Since Heaven's Gate opened to let its faithful find their spaceship trailing the Hale-Bopp comet, I've been wondering about human beings and what makes them believe.
Clearly the Heaven's Gate folk believed in something, something strong enough to die for. So did Joan of Arc, countless other less famous Christian martyrs, numberless dead in World Wars I and II and the men, women and children that the Rev. Jim Jones lured off into the Jonestown death camp.
All this indicates (to me, at least) that it doesn't matter so much what one believes in as it does that one has faith. The question, it seems to me, is not in accepting a faith, but in picking the right one.
I think it also is a matter of life and death as to who the particular messiah is that makes the faith distinct.
It strains credulity, for example, for the Heaven's Gate folk to have so carefully packed their bags and carried change for their celestial journey. What did they expect? That UFOs accept U.S. coins? That the money was needed for carfare? Or why did they all wear the same traveling clothes? Were they going to be reconstituted on the spaceship with their clothes on?
And why did they all buy Nike sneakers? Has Michael Jordan gotten even further on air heels than we thought he had?
Jokes aside, they apparently had implicit faith in the directions from their leader, no matter how balmy, and they followed them to the letter. The fact that they all carried out the disposal of their lower being in the same way only indicates to me that if enough of your fellows do something, it becomes acceptable and the norm. No one seems to have paused to reflect that the rest of the world might have been right while they were wrong. Being possessed of absolute faith and surrounded by others who have the same faith makes this difficult, if not impossible.

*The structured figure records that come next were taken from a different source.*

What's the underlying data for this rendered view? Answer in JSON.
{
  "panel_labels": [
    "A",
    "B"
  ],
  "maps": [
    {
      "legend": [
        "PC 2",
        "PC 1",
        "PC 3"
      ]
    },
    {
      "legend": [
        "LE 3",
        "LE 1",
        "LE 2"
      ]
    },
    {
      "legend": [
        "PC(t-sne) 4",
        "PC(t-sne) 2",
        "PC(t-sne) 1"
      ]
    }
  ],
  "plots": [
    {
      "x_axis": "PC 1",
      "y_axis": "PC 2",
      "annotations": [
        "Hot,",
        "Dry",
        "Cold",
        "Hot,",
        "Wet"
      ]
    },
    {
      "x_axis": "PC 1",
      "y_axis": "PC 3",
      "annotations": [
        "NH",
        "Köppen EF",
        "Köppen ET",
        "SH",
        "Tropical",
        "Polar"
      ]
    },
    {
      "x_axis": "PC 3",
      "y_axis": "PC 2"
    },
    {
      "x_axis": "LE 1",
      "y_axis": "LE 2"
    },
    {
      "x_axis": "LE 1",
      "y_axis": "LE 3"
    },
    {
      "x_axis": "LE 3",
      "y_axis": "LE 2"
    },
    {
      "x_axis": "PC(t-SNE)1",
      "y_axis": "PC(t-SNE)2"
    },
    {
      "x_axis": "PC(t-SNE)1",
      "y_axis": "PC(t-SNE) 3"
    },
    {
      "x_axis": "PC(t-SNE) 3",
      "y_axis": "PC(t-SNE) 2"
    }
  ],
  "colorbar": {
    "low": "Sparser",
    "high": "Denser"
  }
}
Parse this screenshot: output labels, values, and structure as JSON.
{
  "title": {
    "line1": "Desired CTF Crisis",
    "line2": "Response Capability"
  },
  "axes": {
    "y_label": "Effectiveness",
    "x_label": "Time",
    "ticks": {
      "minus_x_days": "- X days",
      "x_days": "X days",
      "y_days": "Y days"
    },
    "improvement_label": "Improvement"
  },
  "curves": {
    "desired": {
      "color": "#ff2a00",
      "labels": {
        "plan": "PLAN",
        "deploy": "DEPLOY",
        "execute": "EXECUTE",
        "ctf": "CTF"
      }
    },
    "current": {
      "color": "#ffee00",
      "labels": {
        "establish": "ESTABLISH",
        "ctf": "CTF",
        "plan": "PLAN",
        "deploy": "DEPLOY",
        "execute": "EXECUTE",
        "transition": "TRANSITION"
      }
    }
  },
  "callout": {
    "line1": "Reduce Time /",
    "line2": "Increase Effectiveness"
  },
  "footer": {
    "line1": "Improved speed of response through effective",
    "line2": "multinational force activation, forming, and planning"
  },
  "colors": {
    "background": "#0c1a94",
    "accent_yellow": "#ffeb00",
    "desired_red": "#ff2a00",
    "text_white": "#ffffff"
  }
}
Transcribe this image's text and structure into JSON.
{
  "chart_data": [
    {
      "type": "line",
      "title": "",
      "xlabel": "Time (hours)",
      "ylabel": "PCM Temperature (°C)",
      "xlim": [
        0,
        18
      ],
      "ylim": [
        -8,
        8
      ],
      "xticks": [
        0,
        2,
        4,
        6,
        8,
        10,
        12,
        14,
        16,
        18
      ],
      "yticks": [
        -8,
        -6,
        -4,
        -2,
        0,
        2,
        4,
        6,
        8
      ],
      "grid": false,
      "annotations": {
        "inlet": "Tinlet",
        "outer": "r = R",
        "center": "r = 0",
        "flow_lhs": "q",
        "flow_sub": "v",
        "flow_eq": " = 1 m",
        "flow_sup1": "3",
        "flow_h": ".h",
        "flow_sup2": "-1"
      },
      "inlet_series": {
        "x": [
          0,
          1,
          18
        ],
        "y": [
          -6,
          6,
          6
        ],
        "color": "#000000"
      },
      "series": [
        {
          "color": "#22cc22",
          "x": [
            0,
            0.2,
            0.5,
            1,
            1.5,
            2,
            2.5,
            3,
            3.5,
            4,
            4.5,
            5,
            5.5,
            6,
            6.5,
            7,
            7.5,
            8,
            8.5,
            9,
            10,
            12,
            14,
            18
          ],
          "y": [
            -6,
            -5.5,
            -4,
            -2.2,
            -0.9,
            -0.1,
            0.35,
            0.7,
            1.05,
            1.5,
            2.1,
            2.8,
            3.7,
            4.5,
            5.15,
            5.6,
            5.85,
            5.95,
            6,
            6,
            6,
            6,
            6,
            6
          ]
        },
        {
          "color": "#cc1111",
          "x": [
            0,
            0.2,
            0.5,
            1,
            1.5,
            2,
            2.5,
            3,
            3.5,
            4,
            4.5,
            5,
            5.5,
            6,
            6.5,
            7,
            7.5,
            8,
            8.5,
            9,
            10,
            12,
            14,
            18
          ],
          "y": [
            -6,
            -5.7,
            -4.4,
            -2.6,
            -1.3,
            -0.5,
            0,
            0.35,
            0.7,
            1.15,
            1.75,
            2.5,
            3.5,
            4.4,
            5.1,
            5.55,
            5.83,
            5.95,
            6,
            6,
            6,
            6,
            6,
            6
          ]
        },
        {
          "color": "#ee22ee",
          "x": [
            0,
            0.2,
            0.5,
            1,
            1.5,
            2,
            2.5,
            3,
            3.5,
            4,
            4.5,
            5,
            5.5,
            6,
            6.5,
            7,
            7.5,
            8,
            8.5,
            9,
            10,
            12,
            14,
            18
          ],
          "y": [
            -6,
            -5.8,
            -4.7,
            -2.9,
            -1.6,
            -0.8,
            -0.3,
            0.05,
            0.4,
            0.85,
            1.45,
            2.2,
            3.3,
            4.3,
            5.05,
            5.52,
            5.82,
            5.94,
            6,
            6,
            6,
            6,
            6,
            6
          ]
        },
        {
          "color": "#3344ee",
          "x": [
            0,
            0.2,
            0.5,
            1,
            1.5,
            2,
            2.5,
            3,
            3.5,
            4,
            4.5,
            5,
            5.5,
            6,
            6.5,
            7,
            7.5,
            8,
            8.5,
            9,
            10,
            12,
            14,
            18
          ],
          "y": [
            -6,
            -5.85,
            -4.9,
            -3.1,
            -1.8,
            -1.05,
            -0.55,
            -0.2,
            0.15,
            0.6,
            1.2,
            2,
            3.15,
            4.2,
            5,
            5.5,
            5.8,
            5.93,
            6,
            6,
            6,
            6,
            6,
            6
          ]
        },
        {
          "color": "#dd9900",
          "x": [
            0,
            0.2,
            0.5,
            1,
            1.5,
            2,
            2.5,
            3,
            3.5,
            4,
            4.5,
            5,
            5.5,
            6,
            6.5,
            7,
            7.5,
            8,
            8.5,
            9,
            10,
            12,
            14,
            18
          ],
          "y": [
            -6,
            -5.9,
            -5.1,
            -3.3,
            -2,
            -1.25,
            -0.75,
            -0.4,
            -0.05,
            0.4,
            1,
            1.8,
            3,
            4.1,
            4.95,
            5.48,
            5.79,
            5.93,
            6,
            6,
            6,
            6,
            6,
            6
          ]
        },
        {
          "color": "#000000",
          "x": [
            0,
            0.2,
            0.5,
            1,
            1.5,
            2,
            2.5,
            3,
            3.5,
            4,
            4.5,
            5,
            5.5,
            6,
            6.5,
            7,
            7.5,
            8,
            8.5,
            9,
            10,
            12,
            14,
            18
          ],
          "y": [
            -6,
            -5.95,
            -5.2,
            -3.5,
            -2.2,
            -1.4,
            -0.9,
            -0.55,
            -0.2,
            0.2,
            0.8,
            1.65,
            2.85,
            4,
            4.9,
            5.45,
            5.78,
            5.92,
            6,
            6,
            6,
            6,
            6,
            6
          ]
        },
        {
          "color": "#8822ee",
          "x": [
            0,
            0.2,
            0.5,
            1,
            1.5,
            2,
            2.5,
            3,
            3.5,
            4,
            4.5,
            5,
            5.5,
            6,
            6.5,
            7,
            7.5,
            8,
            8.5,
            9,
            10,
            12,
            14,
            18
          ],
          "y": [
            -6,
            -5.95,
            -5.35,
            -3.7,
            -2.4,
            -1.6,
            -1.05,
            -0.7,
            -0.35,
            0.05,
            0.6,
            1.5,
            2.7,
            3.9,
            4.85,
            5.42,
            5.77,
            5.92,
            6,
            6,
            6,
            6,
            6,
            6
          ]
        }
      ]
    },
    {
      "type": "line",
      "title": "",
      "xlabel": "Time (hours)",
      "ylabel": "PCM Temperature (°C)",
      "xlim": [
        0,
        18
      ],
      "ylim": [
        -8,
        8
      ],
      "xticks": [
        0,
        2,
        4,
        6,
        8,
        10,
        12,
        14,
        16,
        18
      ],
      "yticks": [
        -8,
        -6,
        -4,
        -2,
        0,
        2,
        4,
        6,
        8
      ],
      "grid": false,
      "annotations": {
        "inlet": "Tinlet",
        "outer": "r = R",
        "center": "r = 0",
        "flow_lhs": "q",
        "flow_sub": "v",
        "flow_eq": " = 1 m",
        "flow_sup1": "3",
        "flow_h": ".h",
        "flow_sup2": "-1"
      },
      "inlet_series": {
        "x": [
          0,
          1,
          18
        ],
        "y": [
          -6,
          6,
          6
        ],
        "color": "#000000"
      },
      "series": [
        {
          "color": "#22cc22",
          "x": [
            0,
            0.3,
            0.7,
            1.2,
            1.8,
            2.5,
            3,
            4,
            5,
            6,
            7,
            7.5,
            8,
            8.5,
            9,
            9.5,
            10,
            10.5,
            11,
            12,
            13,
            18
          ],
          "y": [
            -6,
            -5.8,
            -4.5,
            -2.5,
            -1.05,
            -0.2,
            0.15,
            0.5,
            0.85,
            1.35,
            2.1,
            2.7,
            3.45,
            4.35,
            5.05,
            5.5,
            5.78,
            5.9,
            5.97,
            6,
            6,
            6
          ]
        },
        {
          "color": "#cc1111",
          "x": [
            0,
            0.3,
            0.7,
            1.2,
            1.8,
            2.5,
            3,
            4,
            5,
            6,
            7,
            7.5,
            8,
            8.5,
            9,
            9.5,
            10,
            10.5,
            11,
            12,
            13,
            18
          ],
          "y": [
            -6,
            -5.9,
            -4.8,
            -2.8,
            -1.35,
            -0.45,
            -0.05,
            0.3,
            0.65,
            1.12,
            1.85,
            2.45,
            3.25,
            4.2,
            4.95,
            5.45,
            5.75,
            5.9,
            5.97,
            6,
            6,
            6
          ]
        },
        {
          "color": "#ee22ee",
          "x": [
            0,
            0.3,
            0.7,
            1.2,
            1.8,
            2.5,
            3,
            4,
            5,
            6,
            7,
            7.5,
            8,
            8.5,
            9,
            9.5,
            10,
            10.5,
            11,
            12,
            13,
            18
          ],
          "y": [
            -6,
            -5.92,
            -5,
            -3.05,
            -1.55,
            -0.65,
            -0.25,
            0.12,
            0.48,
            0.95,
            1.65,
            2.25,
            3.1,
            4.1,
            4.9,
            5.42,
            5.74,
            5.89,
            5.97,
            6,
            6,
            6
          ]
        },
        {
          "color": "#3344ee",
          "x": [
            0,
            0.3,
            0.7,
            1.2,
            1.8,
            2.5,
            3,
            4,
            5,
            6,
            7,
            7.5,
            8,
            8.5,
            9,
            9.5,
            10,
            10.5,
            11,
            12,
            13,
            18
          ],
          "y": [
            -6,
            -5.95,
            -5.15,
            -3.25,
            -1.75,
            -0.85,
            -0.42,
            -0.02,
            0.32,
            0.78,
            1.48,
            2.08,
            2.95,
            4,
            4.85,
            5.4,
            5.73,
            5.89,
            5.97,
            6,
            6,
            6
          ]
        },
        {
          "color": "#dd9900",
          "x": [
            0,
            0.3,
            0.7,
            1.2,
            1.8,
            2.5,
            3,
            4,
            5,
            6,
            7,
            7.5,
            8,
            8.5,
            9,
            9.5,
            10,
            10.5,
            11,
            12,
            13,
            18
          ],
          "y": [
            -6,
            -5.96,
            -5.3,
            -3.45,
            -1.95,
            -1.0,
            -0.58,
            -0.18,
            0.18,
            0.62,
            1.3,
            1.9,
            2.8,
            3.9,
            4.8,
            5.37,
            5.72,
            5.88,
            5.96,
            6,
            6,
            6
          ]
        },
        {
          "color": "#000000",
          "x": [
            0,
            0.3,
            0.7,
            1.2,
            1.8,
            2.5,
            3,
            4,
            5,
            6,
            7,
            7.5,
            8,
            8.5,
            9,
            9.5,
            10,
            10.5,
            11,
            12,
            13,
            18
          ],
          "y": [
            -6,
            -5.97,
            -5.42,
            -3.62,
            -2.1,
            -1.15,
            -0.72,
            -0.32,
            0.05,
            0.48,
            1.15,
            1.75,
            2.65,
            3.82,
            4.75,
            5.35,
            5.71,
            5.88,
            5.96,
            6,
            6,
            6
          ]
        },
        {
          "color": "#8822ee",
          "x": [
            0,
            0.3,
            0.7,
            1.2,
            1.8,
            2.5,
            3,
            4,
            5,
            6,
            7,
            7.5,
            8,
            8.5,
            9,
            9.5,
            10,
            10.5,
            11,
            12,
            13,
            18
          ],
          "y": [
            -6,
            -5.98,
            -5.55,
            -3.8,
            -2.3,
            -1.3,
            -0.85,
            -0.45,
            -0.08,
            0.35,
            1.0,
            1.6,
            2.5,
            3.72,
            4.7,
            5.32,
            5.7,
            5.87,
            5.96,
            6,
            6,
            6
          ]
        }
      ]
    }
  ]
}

Almost no one at Jonestown rebelled. No "good" Germans (except perhaps Herr Schindler) turned up to declare Auschwitz terribly wrong.
To you and me (or at least to me) Heaven's Gate makes no sense, but then neither does being burned at the stake--as was St. Joan. The age of that faith seems to have passed, to be succeeded by another. Now we live in a world curiously divided between those who desperately want to believe in something--sometimes, it seems, anything--and those who cynically doubt everything.
It's also curiously an age that seems more intent on debunking everything from John Wayne to Albert Einstein. Wayne, his latest biographer tells us, far from being a Green Beret, was a draft dodger and a not very sincere super-American. Einstein was a lousy father and a terrible husband, even if he did lay out the General and Special Theories of Relativity.
We seem to need to believe that all leaders are flawed; obviously they are, or they wouldn't be human. Most causes have been corrupted, and cynicism is the only faith in which to have faith.
For instance, despite the testimony of those who were there and saw it, some people still doubt the Holocaust. They don't want to believe it because it is too awful to contemplate, I suppose. What one cannot comprehend, one cannot hold to be true.
These doubters are those who want to revise the history of the past three-quarters of a century. They would like us to forget that the whole middle part of our lifetimes was a struggle between rationality and a blind faith in totalitarianism, whether it be Communism, Nazism or Fascism.
But both Heaven's Gate and the mad little man from Austria should be lessons for all of us.
People want to believe in Heaven's Gate or a super race because it is far easier to have the uncertainties of life made certain and easy than to figure things out for one's self. Apparently, all you need is a little charisma.
Ah, that it were that simple. In an uncertain universe, so it seems to me, there are only two constants: change and doubt.
Change is what makes life interesting, if uncertain, and healthy doubt helps to do away with charlatans and con men (and women).
A third rule to follow may be that nothing in this world comes easy. If it does, then beware. Someone is trying to lift your wallet.
I know that those who believe will doubt my doubt, but I stand by it.
Finding true personal faith is not easy, and it is especially not easy in a world as confused and intricate as the one in which we live.
The truth is that the truth is very difficult to find. One should be very wary of those who would make us think that it is not. Be they David Koreshes or Jim Joneses, men (or women) with easy answers are not to be trusted.
But yet, alas, they are, even unto death.
Carl Heintze is a frequent contributor to the Saratoga News.
This article appeared in the Saratoga News, April 23, 1997.